02:58 PM EST, 12/16/2025 (MT Newswires) -- Rents in the US continued to move lower in November, helping improve affordability for the lowest-wage earners, though challenges remain, News Corp's ( NWSA ) Realtor.com said in a report Tuesday.
The median asking rent across the top 50 metropolitan areas fell 1% year over year to $1,693 last month. Rents continued to drop across all unit sizes on an annual basis, marking the 28th to 30th straight month of year-over-year declines for various bedroom units, according to the property platform.
"Two years of sustained rent declines have offered modest financial relief to renters nationwide, and as we approach the new year state-level minimum wage increases will help to improve affordability for the most burdened households," Realtor Chief Economist Danielle Hale said.
However, rents remain about 17% higher than in November 2019, and only five of the top 50 metros are affordable without requiring overtime. This assumes a two-earner household where both individuals earn the metro's minimum wage and adhere to the 30% rent-to-income rule, Realtor said.
The five metros are Buffalo-Cheektowaga, and Rochester in New York; St. Louis, Missouri-Illinois; Phoenix-Mesa-Chandler, Arizona; and Kansas City, Missouri-Kansas, according to the report.

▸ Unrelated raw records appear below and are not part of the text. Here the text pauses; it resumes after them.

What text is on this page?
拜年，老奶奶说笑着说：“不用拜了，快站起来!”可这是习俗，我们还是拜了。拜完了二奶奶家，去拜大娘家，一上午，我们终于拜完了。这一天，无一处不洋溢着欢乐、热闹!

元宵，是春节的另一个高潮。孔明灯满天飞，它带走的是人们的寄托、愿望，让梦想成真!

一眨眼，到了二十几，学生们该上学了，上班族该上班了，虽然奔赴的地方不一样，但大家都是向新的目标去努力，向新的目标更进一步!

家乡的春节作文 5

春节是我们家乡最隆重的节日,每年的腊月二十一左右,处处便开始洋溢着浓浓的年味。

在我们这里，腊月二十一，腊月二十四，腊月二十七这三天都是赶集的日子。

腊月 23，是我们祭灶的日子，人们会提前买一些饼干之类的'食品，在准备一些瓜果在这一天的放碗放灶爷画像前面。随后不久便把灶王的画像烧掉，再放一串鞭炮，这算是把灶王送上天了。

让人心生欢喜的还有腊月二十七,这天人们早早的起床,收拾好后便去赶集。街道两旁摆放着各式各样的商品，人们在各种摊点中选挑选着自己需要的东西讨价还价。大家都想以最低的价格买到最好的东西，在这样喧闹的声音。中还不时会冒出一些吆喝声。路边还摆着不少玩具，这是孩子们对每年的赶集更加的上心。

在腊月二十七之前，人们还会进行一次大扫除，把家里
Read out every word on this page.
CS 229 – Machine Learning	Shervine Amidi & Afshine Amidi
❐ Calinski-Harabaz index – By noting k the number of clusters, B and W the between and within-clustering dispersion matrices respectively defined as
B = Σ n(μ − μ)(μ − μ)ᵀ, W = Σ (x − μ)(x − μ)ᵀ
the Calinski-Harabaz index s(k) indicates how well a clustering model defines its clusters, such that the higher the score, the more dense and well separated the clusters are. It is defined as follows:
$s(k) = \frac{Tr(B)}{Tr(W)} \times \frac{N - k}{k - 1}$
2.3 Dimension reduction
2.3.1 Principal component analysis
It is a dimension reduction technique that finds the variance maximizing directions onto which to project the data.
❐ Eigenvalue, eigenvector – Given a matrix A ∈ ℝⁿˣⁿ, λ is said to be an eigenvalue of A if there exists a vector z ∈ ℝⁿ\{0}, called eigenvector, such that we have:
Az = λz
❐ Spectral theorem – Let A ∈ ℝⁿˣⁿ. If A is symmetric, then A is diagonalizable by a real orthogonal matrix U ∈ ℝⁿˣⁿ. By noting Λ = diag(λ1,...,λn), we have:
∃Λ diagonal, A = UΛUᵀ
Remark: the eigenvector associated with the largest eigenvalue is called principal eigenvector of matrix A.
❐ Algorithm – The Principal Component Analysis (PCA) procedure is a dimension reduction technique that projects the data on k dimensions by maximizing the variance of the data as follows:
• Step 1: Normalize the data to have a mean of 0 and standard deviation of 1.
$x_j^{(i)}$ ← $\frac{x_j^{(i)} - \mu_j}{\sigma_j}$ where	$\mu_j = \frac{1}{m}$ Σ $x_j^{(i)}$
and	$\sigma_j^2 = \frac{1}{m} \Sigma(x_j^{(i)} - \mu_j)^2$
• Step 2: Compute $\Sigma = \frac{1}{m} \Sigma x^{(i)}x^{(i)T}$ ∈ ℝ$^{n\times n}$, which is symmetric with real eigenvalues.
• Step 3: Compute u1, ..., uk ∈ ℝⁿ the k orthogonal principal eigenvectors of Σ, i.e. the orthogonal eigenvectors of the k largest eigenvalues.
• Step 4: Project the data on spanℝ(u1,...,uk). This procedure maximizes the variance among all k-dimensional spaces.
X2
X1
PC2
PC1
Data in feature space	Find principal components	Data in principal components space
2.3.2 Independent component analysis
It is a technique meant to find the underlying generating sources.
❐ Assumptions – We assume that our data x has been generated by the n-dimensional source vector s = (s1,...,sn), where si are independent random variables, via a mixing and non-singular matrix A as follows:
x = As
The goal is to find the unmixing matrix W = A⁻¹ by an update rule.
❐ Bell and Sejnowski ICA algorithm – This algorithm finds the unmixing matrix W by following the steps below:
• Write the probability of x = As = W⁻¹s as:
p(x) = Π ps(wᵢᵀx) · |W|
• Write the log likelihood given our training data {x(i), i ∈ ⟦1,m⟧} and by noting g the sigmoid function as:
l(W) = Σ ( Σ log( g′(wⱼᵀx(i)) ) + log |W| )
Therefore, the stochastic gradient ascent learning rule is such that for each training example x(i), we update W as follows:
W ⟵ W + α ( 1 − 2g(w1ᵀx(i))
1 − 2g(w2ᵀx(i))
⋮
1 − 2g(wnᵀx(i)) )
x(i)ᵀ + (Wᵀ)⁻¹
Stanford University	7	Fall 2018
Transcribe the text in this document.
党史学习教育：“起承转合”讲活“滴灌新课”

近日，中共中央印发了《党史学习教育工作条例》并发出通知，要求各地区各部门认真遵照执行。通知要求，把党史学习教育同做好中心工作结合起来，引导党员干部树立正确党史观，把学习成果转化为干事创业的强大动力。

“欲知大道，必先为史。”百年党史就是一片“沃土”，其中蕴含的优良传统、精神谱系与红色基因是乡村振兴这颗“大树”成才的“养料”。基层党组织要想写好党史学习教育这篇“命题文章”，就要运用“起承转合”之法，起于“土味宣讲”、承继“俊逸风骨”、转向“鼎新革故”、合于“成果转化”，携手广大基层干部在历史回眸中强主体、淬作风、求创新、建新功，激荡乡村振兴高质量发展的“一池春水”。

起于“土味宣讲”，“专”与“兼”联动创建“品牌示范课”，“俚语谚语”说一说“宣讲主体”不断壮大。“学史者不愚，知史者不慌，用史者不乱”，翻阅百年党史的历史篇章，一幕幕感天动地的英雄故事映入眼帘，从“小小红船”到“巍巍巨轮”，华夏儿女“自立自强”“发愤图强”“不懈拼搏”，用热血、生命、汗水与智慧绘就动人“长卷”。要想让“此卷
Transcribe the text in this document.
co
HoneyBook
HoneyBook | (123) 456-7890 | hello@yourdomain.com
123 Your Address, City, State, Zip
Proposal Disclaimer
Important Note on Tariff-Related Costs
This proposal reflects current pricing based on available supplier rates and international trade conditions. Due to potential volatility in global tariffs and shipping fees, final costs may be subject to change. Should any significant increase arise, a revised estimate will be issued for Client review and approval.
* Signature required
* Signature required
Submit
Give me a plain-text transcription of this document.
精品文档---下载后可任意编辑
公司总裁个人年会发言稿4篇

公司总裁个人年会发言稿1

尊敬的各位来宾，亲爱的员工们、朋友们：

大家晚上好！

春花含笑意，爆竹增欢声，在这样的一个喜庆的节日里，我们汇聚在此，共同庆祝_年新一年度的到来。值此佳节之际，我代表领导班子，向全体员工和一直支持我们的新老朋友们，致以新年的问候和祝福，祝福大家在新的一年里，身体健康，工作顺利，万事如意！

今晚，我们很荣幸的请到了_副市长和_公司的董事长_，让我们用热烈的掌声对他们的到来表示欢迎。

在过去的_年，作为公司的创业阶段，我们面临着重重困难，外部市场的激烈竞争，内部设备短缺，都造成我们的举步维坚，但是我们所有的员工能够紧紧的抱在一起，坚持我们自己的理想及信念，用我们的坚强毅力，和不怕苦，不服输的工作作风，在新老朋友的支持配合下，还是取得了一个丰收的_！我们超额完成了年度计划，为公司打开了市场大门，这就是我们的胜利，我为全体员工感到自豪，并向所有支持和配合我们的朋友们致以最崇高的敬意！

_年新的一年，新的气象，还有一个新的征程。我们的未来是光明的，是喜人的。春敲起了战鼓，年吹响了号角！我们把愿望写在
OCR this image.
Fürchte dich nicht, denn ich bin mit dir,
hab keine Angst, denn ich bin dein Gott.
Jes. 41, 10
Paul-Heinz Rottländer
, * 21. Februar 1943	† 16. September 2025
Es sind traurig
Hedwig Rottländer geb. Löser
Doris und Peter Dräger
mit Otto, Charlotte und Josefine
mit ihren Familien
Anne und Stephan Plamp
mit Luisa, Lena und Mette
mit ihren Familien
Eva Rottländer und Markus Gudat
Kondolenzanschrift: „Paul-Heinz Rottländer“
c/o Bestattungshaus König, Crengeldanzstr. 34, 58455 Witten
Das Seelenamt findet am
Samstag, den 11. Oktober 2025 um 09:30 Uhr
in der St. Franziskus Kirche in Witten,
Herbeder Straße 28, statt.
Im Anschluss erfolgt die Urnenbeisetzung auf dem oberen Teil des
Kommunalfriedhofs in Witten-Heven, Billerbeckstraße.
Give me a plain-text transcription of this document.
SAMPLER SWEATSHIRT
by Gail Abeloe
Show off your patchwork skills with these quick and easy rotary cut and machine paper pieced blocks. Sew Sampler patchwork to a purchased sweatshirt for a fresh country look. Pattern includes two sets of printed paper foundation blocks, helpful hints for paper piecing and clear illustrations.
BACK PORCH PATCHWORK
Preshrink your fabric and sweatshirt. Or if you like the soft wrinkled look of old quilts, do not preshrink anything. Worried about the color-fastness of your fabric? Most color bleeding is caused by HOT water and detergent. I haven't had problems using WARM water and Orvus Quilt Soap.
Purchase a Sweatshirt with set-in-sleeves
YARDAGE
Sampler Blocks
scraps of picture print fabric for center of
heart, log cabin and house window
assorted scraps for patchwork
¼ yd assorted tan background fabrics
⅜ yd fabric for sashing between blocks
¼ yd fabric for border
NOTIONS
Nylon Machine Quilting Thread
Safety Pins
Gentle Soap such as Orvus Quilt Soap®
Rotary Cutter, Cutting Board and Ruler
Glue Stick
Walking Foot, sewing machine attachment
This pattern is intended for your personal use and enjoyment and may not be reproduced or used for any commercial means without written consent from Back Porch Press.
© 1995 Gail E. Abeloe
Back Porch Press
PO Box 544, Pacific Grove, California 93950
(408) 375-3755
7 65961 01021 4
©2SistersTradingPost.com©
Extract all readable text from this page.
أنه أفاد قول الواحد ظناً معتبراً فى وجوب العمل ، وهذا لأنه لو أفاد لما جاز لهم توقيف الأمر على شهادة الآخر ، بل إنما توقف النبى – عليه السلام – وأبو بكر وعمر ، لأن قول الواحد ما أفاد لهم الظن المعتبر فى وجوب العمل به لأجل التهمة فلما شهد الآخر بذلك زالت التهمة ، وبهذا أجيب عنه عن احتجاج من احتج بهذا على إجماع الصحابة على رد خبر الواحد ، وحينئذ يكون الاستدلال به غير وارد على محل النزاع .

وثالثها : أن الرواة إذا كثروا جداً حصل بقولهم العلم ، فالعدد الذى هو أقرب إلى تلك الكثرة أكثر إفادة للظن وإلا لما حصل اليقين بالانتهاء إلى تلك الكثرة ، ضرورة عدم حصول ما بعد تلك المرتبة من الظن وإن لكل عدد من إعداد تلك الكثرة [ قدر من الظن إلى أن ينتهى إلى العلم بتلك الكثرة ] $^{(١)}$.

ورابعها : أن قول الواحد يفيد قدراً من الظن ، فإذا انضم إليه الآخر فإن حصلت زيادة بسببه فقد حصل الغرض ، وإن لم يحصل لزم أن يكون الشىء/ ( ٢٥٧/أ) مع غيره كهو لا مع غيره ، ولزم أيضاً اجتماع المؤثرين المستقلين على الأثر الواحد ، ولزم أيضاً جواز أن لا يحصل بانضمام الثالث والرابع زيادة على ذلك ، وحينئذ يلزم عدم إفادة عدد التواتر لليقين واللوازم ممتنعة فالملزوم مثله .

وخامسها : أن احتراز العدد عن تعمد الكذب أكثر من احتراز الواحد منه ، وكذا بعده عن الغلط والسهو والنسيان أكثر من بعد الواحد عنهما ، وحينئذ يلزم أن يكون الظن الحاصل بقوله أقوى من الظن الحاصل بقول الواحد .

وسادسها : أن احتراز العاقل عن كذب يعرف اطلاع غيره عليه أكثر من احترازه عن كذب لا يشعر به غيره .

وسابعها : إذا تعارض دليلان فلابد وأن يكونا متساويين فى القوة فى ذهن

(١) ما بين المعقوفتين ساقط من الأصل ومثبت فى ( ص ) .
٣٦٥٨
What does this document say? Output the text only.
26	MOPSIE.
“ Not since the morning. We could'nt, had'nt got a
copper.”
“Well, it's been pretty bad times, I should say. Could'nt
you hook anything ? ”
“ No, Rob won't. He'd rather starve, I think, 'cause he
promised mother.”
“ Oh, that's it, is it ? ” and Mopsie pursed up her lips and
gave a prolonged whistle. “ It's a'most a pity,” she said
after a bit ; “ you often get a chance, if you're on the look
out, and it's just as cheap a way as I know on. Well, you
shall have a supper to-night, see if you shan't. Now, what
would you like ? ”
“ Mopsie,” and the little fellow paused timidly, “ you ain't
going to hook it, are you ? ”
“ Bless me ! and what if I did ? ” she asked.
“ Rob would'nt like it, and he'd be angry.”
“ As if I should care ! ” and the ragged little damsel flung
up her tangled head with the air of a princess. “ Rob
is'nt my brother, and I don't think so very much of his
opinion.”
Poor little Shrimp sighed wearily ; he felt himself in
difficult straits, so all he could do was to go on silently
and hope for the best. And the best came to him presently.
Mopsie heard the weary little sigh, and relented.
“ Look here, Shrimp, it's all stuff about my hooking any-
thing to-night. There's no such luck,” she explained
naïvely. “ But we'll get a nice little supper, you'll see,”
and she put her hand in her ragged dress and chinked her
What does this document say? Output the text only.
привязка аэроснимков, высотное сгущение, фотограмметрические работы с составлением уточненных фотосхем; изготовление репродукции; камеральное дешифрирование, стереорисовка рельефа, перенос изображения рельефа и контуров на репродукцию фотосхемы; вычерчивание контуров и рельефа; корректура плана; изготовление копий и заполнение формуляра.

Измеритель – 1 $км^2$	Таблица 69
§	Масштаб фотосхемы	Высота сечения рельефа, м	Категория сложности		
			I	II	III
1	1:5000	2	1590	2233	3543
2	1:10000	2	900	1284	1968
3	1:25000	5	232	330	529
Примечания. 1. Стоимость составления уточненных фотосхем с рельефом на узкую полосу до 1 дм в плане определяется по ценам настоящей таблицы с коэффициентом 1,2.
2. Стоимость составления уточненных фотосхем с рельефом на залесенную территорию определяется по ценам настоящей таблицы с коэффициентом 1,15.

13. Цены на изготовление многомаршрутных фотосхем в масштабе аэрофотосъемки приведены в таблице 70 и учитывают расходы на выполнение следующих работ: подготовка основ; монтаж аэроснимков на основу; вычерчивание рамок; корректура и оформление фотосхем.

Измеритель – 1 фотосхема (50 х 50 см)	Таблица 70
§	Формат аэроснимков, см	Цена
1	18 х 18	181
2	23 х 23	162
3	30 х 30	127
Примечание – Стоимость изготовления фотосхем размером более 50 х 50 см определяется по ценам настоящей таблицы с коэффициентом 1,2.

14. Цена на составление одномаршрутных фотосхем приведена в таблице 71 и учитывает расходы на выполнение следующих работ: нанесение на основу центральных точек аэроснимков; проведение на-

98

"While our analysis is based on statutory minimum wages, the reality is that market forces often push starting pay higher, even in states defaulting to the $7.25 federal minimum," Realtor Senior Economist Joel Berner said.
"In several high-cost-of-living areas, however, even a higher market-driven wage or a state-mandated increase, such as the one scheduled for San Jose, does not close the affordability gap," Berner added. "It's a clear signal that housing costs continue to pose a massive hurdle for those at the bottom of the pay scale."
Detroit, and Jacksonville, Florida, are set to join the list of affordable metros next year. Florida metros, especially, are expected to see the "most significant" decline in required working hours, according to the report.
"While the challenge remains immense, particularly in high-cost areas, the number of metros where two minimum wage earners can afford a typical rental without working overtime will grow in 2026, a positive sign," Hale said. "In other markets, especially in states with scheduled minimum wage hikes, the amount of overtime hours needed to afford a rental will decline, potentially freeing that income for other budget priorities."
Last week, Realtor said affordability in the US housing market is expected to improve next year amid lower mortgage rates and muted price growth.